A tarefa de mensurar/avaliar a democracia brasileira ainda é um desafio para as ciências sociais, principalmente no contexto brasileiro cujo modelo democrático participativo requer ampla investigação sobre a efetividade de suas instituições, especialmente, os Conselhos de políticas públicas e seu potencial democratizante. O objetivo deste estudo foi propor um índice que permita mensurar a capacidade institucional dos Conselhos estaduais em influenciar as políticas públicas. O Índice de Capacidade Institucional dos Conselhos (ICI) foi construído com base nas características colocadas pela literatura como essenciais para o funcionamento destas instituições, utilizando como os dados extraídos da Pesquisa de Informações Básicas Estaduais 2012 (ESTADIC) do Instituto Brasileiro de Geografia e Estatística (IBGE).

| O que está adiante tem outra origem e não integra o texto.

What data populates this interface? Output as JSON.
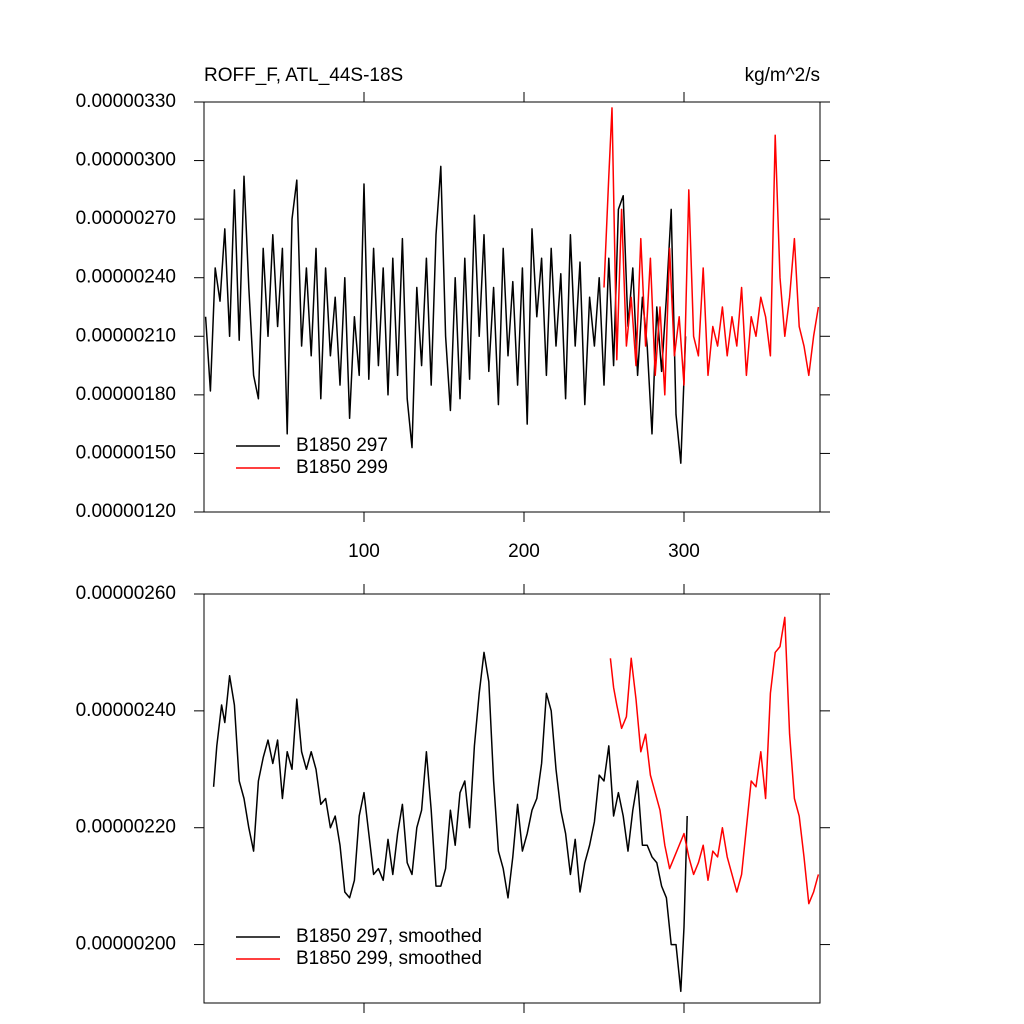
{
  "chart_data": [
    {
      "type": "line",
      "title": "ROFF_F, ATL_44S-18S",
      "units": "kg/m^2/s",
      "xlim": [
        0,
        385
      ],
      "xticks": [
        100,
        200,
        300
      ],
      "ylim": [
        1.2e-06,
        3.3e-06
      ],
      "yticks": [
        {
          "value": 1.2e-06,
          "label": "0.00000120"
        },
        {
          "value": 1.5e-06,
          "label": "0.00000150"
        },
        {
          "value": 1.8e-06,
          "label": "0.00000180"
        },
        {
          "value": 2.1e-06,
          "label": "0.00000210"
        },
        {
          "value": 2.4e-06,
          "label": "0.00000240"
        },
        {
          "value": 2.7e-06,
          "label": "0.00000270"
        },
        {
          "value": 3e-06,
          "label": "0.00000300"
        },
        {
          "value": 3.3e-06,
          "label": "0.00000330"
        }
      ],
      "legend": "lower left",
      "series": [
        {
          "name": "B1850 297",
          "color": "#000000",
          "x": [
            1,
            4,
            7,
            10,
            13,
            16,
            19,
            22,
            25,
            28,
            31,
            34,
            37,
            40,
            43,
            46,
            49,
            52,
            55,
            58,
            61,
            64,
            67,
            70,
            73,
            76,
            79,
            82,
            85,
            88,
            91,
            94,
            97,
            100,
            103,
            106,
            109,
            112,
            115,
            118,
            121,
            124,
            127,
            130,
            133,
            136,
            139,
            142,
            145,
            148,
            151,
            154,
            157,
            160,
            163,
            166,
            169,
            172,
            175,
            178,
            181,
            184,
            187,
            190,
            193,
            196,
            199,
            202,
            205,
            208,
            211,
            214,
            217,
            220,
            223,
            226,
            229,
            232,
            235,
            238,
            241,
            244,
            247,
            250,
            253,
            256,
            259,
            262,
            265,
            268,
            271,
            274,
            277,
            280,
            283,
            286,
            289,
            292,
            295,
            298,
            301
          ],
          "values": [
            2.2e-06,
            1.82e-06,
            2.45e-06,
            2.28e-06,
            2.65e-06,
            2.1e-06,
            2.85e-06,
            2.08e-06,
            2.92e-06,
            2.35e-06,
            1.9e-06,
            1.78e-06,
            2.55e-06,
            2.1e-06,
            2.62e-06,
            2.15e-06,
            2.55e-06,
            1.6e-06,
            2.7e-06,
            2.9e-06,
            2.05e-06,
            2.45e-06,
            2e-06,
            2.55e-06,
            1.78e-06,
            2.45e-06,
            2e-06,
            2.3e-06,
            1.85e-06,
            2.4e-06,
            1.68e-06,
            2.2e-06,
            1.9e-06,
            2.88e-06,
            1.88e-06,
            2.55e-06,
            1.95e-06,
            2.45e-06,
            1.8e-06,
            2.5e-06,
            1.9e-06,
            2.6e-06,
            1.78e-06,
            1.53e-06,
            2.35e-06,
            1.95e-06,
            2.5e-06,
            1.85e-06,
            2.62e-06,
            2.97e-06,
            2.1e-06,
            1.72e-06,
            2.4e-06,
            1.78e-06,
            2.5e-06,
            1.88e-06,
            2.72e-06,
            2.1e-06,
            2.62e-06,
            1.92e-06,
            2.35e-06,
            1.75e-06,
            2.55e-06,
            2e-06,
            2.38e-06,
            1.85e-06,
            2.45e-06,
            1.65e-06,
            2.65e-06,
            2.2e-06,
            2.5e-06,
            1.9e-06,
            2.55e-06,
            2.05e-06,
            2.42e-06,
            1.78e-06,
            2.62e-06,
            2.05e-06,
            2.48e-06,
            1.75e-06,
            2.3e-06,
            2.05e-06,
            2.4e-06,
            1.85e-06,
            2.5e-06,
            1.95e-06,
            2.75e-06,
            2.82e-06,
            2.15e-06,
            2.45e-06,
            1.9e-06,
            2.3e-06,
            2.05e-06,
            1.6e-06,
            2.25e-06,
            1.92e-06,
            2.3e-06,
            2.75e-06,
            1.7e-06,
            1.45e-06,
            2.1e-06
          ]
        },
        {
          "name": "B1850 299",
          "color": "#ff0000",
          "x": [
            250,
            253,
            255,
            258,
            261,
            264,
            267,
            270,
            273,
            276,
            279,
            282,
            285,
            288,
            291,
            294,
            297,
            300,
            303,
            306,
            309,
            312,
            315,
            318,
            321,
            324,
            327,
            330,
            333,
            336,
            339,
            342,
            345,
            348,
            351,
            354,
            357,
            360,
            363,
            366,
            369,
            372,
            375,
            378,
            381,
            384
          ],
          "values": [
            2.35e-06,
            2.92e-06,
            3.27e-06,
            1.98e-06,
            2.75e-06,
            2.05e-06,
            2.3e-06,
            1.95e-06,
            2.6e-06,
            2.05e-06,
            2.5e-06,
            1.9e-06,
            2.25e-06,
            1.8e-06,
            2.55e-06,
            2e-06,
            2.2e-06,
            1.85e-06,
            2.85e-06,
            2.1e-06,
            2e-06,
            2.45e-06,
            1.9e-06,
            2.15e-06,
            2.05e-06,
            2.25e-06,
            2e-06,
            2.2e-06,
            2.05e-06,
            2.35e-06,
            1.9e-06,
            2.2e-06,
            2.1e-06,
            2.3e-06,
            2.2e-06,
            2e-06,
            3.13e-06,
            2.4e-06,
            2.1e-06,
            2.3e-06,
            2.6e-06,
            2.15e-06,
            2.05e-06,
            1.9e-06,
            2.1e-06,
            2.25e-06
          ]
        }
      ]
    },
    {
      "type": "line",
      "xlim": [
        0,
        385
      ],
      "ylim": [
        1.9e-06,
        2.6e-06
      ],
      "yticks": [
        {
          "value": 2e-06,
          "label": "0.00000200"
        },
        {
          "value": 2.2e-06,
          "label": "0.00000220"
        },
        {
          "value": 2.4e-06,
          "label": "0.00000240"
        },
        {
          "value": 2.6e-06,
          "label": "0.00000260"
        }
      ],
      "legend": "lower left",
      "series": [
        {
          "name": "B1850 297, smoothed",
          "color": "#000000",
          "x": [
            6,
            8,
            11,
            13,
            16,
            19,
            22,
            25,
            28,
            31,
            34,
            37,
            40,
            43,
            46,
            49,
            52,
            55,
            58,
            61,
            64,
            67,
            70,
            73,
            76,
            79,
            82,
            85,
            88,
            91,
            94,
            97,
            100,
            103,
            106,
            109,
            112,
            115,
            118,
            121,
            124,
            127,
            130,
            133,
            136,
            139,
            142,
            145,
            148,
            151,
            154,
            157,
            160,
            163,
            166,
            169,
            172,
            175,
            178,
            181,
            184,
            187,
            190,
            193,
            196,
            199,
            202,
            205,
            208,
            211,
            214,
            217,
            220,
            223,
            226,
            229,
            232,
            235,
            238,
            241,
            244,
            247,
            250,
            253,
            256,
            259,
            262,
            265,
            268,
            271,
            274,
            277,
            280,
            283,
            286,
            289,
            292,
            295,
            298,
            300,
            302
          ],
          "values": [
            2.27e-06,
            2.34e-06,
            2.41e-06,
            2.38e-06,
            2.46e-06,
            2.41e-06,
            2.28e-06,
            2.25e-06,
            2.2e-06,
            2.16e-06,
            2.28e-06,
            2.32e-06,
            2.35e-06,
            2.31e-06,
            2.35e-06,
            2.25e-06,
            2.33e-06,
            2.3e-06,
            2.42e-06,
            2.33e-06,
            2.3e-06,
            2.33e-06,
            2.3e-06,
            2.24e-06,
            2.25e-06,
            2.2e-06,
            2.22e-06,
            2.17e-06,
            2.09e-06,
            2.08e-06,
            2.11e-06,
            2.22e-06,
            2.26e-06,
            2.19e-06,
            2.12e-06,
            2.13e-06,
            2.11e-06,
            2.18e-06,
            2.12e-06,
            2.19e-06,
            2.24e-06,
            2.14e-06,
            2.12e-06,
            2.2e-06,
            2.23e-06,
            2.33e-06,
            2.23e-06,
            2.1e-06,
            2.1e-06,
            2.13e-06,
            2.23e-06,
            2.17e-06,
            2.26e-06,
            2.28e-06,
            2.2e-06,
            2.34e-06,
            2.43e-06,
            2.5e-06,
            2.45e-06,
            2.28e-06,
            2.16e-06,
            2.13e-06,
            2.08e-06,
            2.15e-06,
            2.24e-06,
            2.16e-06,
            2.19e-06,
            2.23e-06,
            2.25e-06,
            2.31e-06,
            2.43e-06,
            2.4e-06,
            2.3e-06,
            2.23e-06,
            2.19e-06,
            2.12e-06,
            2.18e-06,
            2.09e-06,
            2.14e-06,
            2.17e-06,
            2.21e-06,
            2.29e-06,
            2.28e-06,
            2.34e-06,
            2.22e-06,
            2.26e-06,
            2.22e-06,
            2.16e-06,
            2.23e-06,
            2.28e-06,
            2.17e-06,
            2.17e-06,
            2.15e-06,
            2.14e-06,
            2.1e-06,
            2.08e-06,
            2e-06,
            2e-06,
            1.92e-06,
            2.03e-06,
            2.22e-06
          ]
        },
        {
          "name": "B1850 299, smoothed",
          "color": "#ff0000",
          "x": [
            254,
            256,
            258,
            261,
            264,
            267,
            270,
            273,
            276,
            279,
            282,
            285,
            288,
            291,
            294,
            297,
            300,
            303,
            306,
            309,
            312,
            315,
            318,
            321,
            324,
            327,
            330,
            333,
            336,
            339,
            342,
            345,
            348,
            351,
            354,
            357,
            360,
            363,
            366,
            369,
            372,
            375,
            378,
            381,
            384
          ],
          "values": [
            2.49e-06,
            2.44e-06,
            2.41e-06,
            2.37e-06,
            2.39e-06,
            2.49e-06,
            2.42e-06,
            2.33e-06,
            2.36e-06,
            2.29e-06,
            2.26e-06,
            2.23e-06,
            2.17e-06,
            2.13e-06,
            2.15e-06,
            2.17e-06,
            2.19e-06,
            2.15e-06,
            2.12e-06,
            2.14e-06,
            2.17e-06,
            2.11e-06,
            2.16e-06,
            2.15e-06,
            2.2e-06,
            2.15e-06,
            2.12e-06,
            2.09e-06,
            2.12e-06,
            2.2e-06,
            2.28e-06,
            2.27e-06,
            2.33e-06,
            2.25e-06,
            2.43e-06,
            2.5e-06,
            2.51e-06,
            2.56e-06,
            2.36e-06,
            2.25e-06,
            2.22e-06,
            2.15e-06,
            2.07e-06,
            2.09e-06,
            2.12e-06
          ]
        }
      ]
    }
  ]
}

No Brasil, o ICI encontrado para todos os conselhos de políticas públicas foi de 0,616. Na análise por região, a Sudeste apresentou o menor ICI (0,536) e a Centro-Oeste o maior ICI (0,722). Setores como transporte, segurança pública, esporte e habitação apresentaram ICI abaixo de 0,4, com destaque para o transporte com ICI de 0,181 e segurança pública com ICI de 0,276. Por outro lado, áreas como saúde, educação, assistência social e meio ambiente apresentaram ICI superior a 0,6. Observou-se, portanto que o porte econômico da região não apresenta relação direta com a capacidade institucional dos conselhos de políticas públicas, ao mesmo tempo em que áreas estratégicas como transporte, segurança pública, esporte e habitação apresentaram reduzida capacidade institucional mensurada pelo ICI, indicando fragilidade na participação social nos processos decisórios nestas áreas. Por outro lado, em áreas com forte influência indutora da União, observou-se maior capacidade institucional.


Palavras-chave


democracia; conselhos de políticas públicas; indicadores.